A common element of many peoples’ responses were:
* I am an experienced bicyclist
* I have ridden for XX years and had zero crashes, in Y cities or Z countries.
* I have been riding around Streetcar tracks in Portland for a few years.
* I was surprised to find myself in an ambulance after so many years of safe riding. And felt betrayed that Portland had built a system of streets that could not be safely navigated by a skilled bicycle operator.

This trend continues, I’ve had two friends suffer very bad crashes (broken bones, busted teeth, that sort of thing) in 2014 and 2015. Both had been bike commuting for over 15 years.

BikeShare bikes usually have fairly thick tires. I don’t know if they’re fat enough to stay out of a streetcar track, though. Almost as thick as a mountain bike.

We should bring that up, and if the first order of 600 has narrow tires, we should make sure the subsequent batches have streetcar-proof tire widths.

Ted Buehler

Ted Buehler

Thanks for the article, Michael.

If you like BikeShare and want to see it in Portland, you might consider letting your elected officials know your opinion.

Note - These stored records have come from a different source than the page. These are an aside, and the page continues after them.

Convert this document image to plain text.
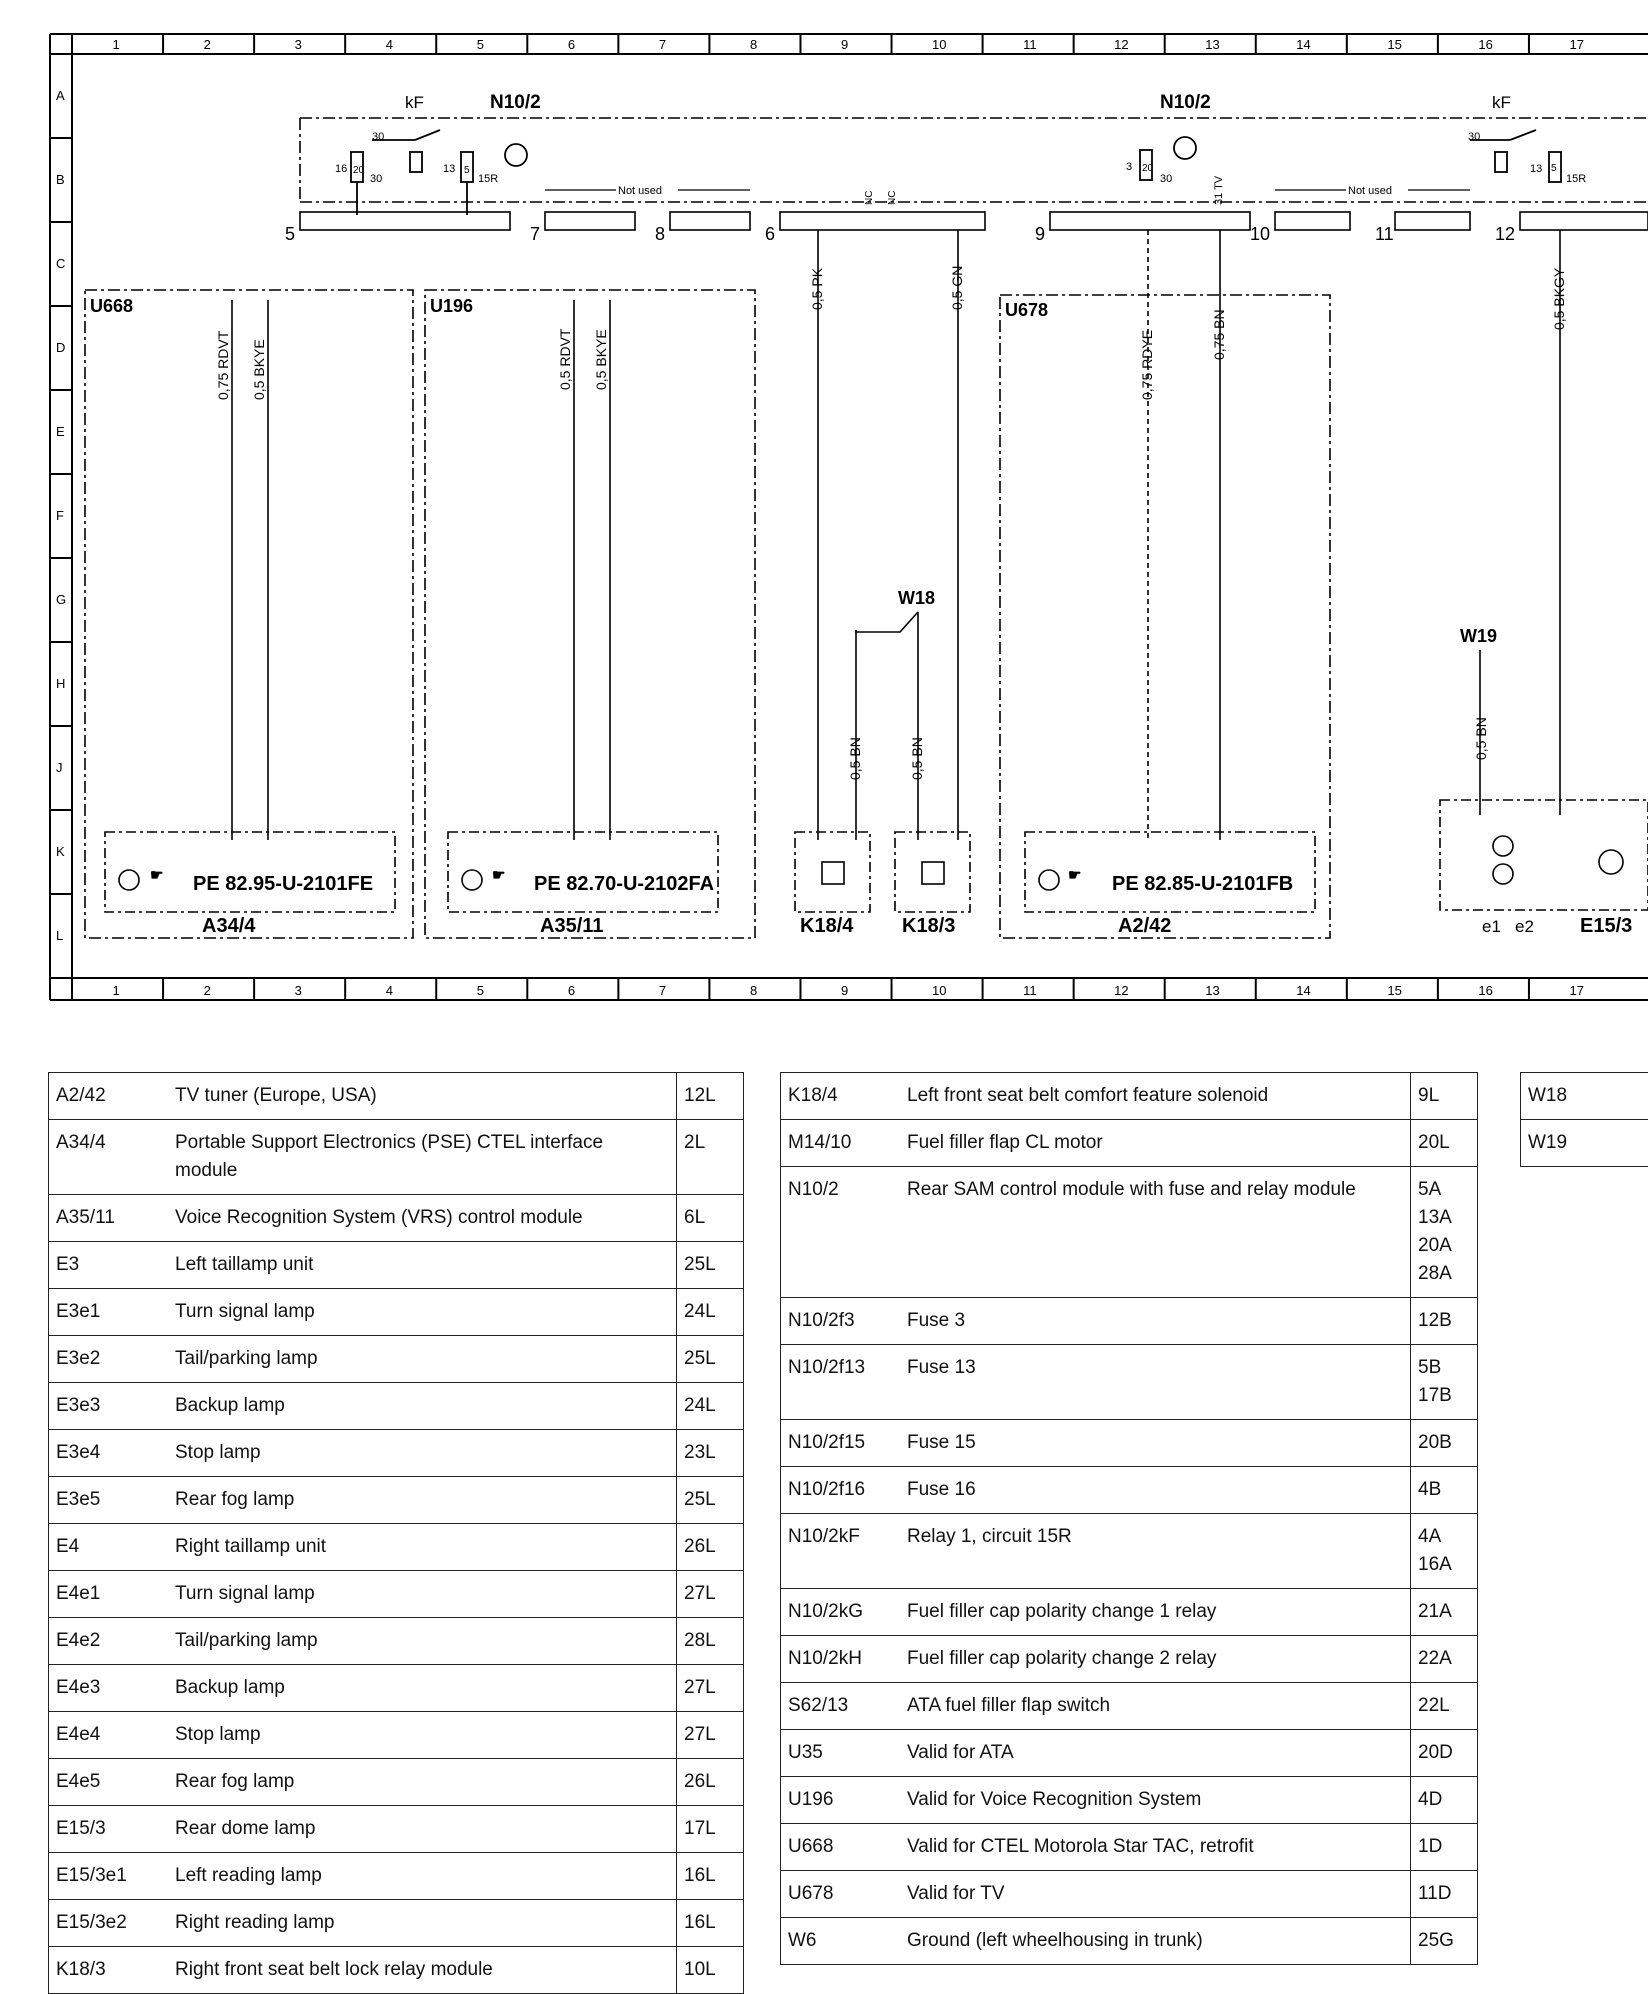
1
1
2
2
3
3
4
4
5
5
6
6
7
7
8
8
9
9
10
10
11
11
12
12
13
13
14
14
15
15
16
16
17
17
A
B
C
D
E
F
G
H
J
K
L
kF	N10/2	N10/2	kF
30
16 20
30
13 5
15R
5	7	8	6	9	10	11	12
Not used	Not used
3 20
30
30
13 5
15R
31 TV
NC NC
U668	U196	U678
0,75 RDVT 0,5 BKYE	0,5 RDVT 0,5 BKYE
0,5 PK	0,5 GN
0,75 RDYE	0,75 BN
0,5 BKGY
0,5 BN	0,5 BN	0,5 BN
W18
W19
PE 82.95-U-2101FE	PE 82.70-U-2102FA	PE 82.85-U-2101FB
☛	☛	☛
A34/4	A35/11	K18/4 K18/3	A2/42	E15/3
e1 e2
A2/42	TV tuner (Europe, USA)	12L

A34/4	Portable Support Electronics (PSE) CTEL interface module	2L

A35/11	Voice Recognition System (VRS) control module	6L

E3	Left taillamp unit	25L

E3e1	Turn signal lamp	24L

E3e2	Tail/parking lamp	25L

E3e3	Backup lamp	24L

E3e4	Stop lamp	23L

E3e5	Rear fog lamp	25L

E4	Right taillamp unit	26L

E4e1	Turn signal lamp	27L

E4e2	Tail/parking lamp	28L

E4e3	Backup lamp	27L

E4e4	Stop lamp	27L

E4e5	Rear fog lamp	26L

E15/3	Rear dome lamp	17L

E15/3e1	Left reading lamp	16L

E15/3e2	Right reading lamp	16L

K18/3	Right front seat belt lock relay module	10L
K18/4	Left front seat belt comfort feature solenoid	9L

M14/10	Fuel filler flap CL motor	20L

N10/2	Rear SAM control module with fuse and relay module	5A
13A
20A
28A

N10/2f3	Fuse 3	12B

N10/2f13	Fuse 13	5B
17B

N10/2f15	Fuse 15	20B

N10/2f16	Fuse 16	4B

N10/2kF	Relay 1, circuit 15R	4A
16A

N10/2kG	Fuel filler cap polarity change 1 relay	21A

N10/2kH	Fuel filler cap polarity change 2 relay	22A

S62/13	ATA fuel filler flap switch	22L

U35	Valid for ATA	20D

U196	Valid for Voice Recognition System	4D

U668	Valid for CTEL Motorola Star TAC, retrofit	1D

U678	Valid for TV	11D

W6	Ground (left wheelhousing in trunk)	25G
W18
W19
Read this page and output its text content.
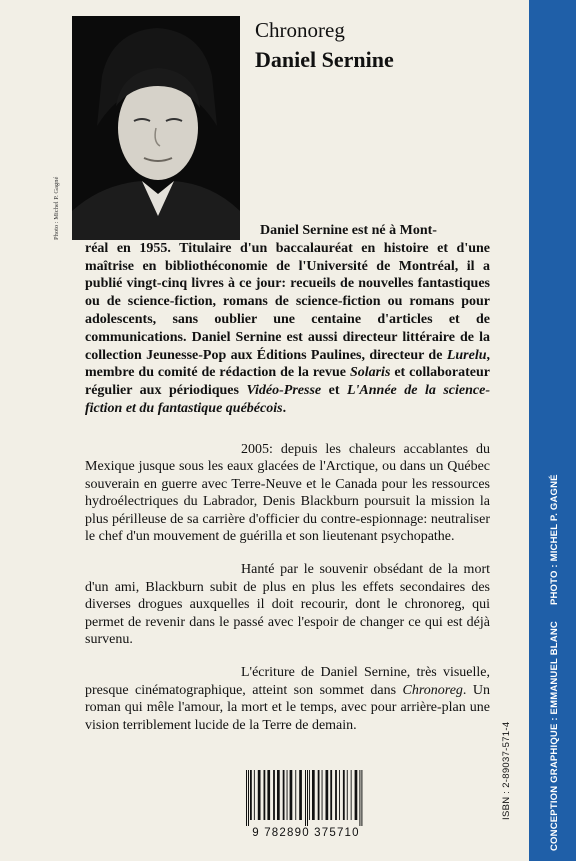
Photo : Michel P. Gagné
Chronoreg
Daniel Sernine
Daniel Sernine est né à Mont-

réal en 1955. Titulaire d'un baccalauréat en histoire et d'une maîtrise en bibliothéconomie de l'Université de Montréal, il a publié vingt-cinq livres à ce jour: recueils de nouvelles fantastiques ou de science-fiction, romans de science-fiction ou romans pour adolescents, sans oublier une centaine d'articles et de communications. Daniel Sernine est aussi directeur littéraire de la collection Jeunesse-Pop aux Éditions Paulines, directeur de Lurelu, membre du comité de rédaction de la revue Solaris et collaborateur régulier aux périodiques Vidéo-Presse et L'Année de la science-fiction et du fantastique québécois.

2005: depuis les chaleurs accablantes du Mexique jusque sous les eaux glacées de l'Arctique, ou dans un Québec souverain en guerre avec Terre-Neuve et le Canada pour les ressources hydroélectriques du Labrador, Denis Blackburn poursuit la mission la plus périlleuse de sa carrière d'officier du contre-espionnage: neutraliser le chef d'un mouvement de guérilla et son lieutenant psychopathe.

Hanté par le souvenir obsédant de la mort d'un ami, Blackburn subit de plus en plus les effets secondaires des diverses drogues auxquelles il doit recourir, dont le chronoreg, qui permet de revenir dans le passé avec l'espoir de changer ce qui est déjà survenu.

L'écriture de Daniel Sernine, très visuelle, presque cinématographique, atteint son sommet dans Chronoreg. Un roman qui mêle l'amour, la mort et le temps, avec pour arrière-plan une vision terriblement lucide de la Terre de demain.

9 782890 375710
ISBN : 2-89037-571-4	CONCEPTION GRAPHIQUE : EMMANUEL BLANCPHOTO : MICHEL P. GAGNÉ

Thanks to all who have worked on this for many years to bring it into fruition, I hope to see it come into being next summer.

Ted Buehler

Scott Mizee

Keep in mind that bike share bikes use wider tires, and therefore are less likely to easily slip into the flangeway.


The whole sidewalk thing is weird. Bikes are apparently deadly to walkers (um no), but its perfectly fine to blend semi trucks, trucks, cars with bikes.

Make sense?

The reason cops don’t enforce the sidewalk issue until its a problem….because its dumb. The ordinance simply gives a few people the right to complain about whatever wheeled item on their sidewalk

If there are a lot if people on the sidewalk, I go around. If not ..I might use the sidewalk. Whatever works. Bleh. Sidewalk elitists.


One other thing, why does the Oregonian hate bikes share? Do they even have a dedicated writer for all things bike or was that handles by joseph rose?

Adron Hall

I’m kind of perplexed, as there is a lot of cognitive dissonance in Fritz’s continual drive (no pun) for safety. She seems overly concerned about the damage a cyclist could *theoretically* do but seems to never really go to bat for the real problem. Which is of course, errant motorists and dangerously designed road system – which her husband was even killed by. Which makes things even more confusing, considering it would make things SAFER for people if a greater density of people actually biked in downtown Portland.

In the end, with some logic and data analysis applied it just seems like Fritz has a strange hang up about someone biking into somebody even though there’s basically non-existent or only extreme outlier data that this is a significant risk. But there’s boatloads of data to point to getting cars OUT of downtown and increasing cycling would be a GOOD thing for safety…

Blagh… the dissonance just hurts the mind. :-/

Denver Dan
Denver Dan

We have a big bike share system in Denver. I’m a hard core commuter. I don’t see noobs renting bikes and causing issues. I see visitors using them who obviously ride bikes at home. I see locals who prefer the convenience of not having to tote all the heavy accessories (like multiple locks) that coincide with riding your own bike. The system is convenient and fun. The bikes are super heavy though (over 40 lbs), so they are a bit slow.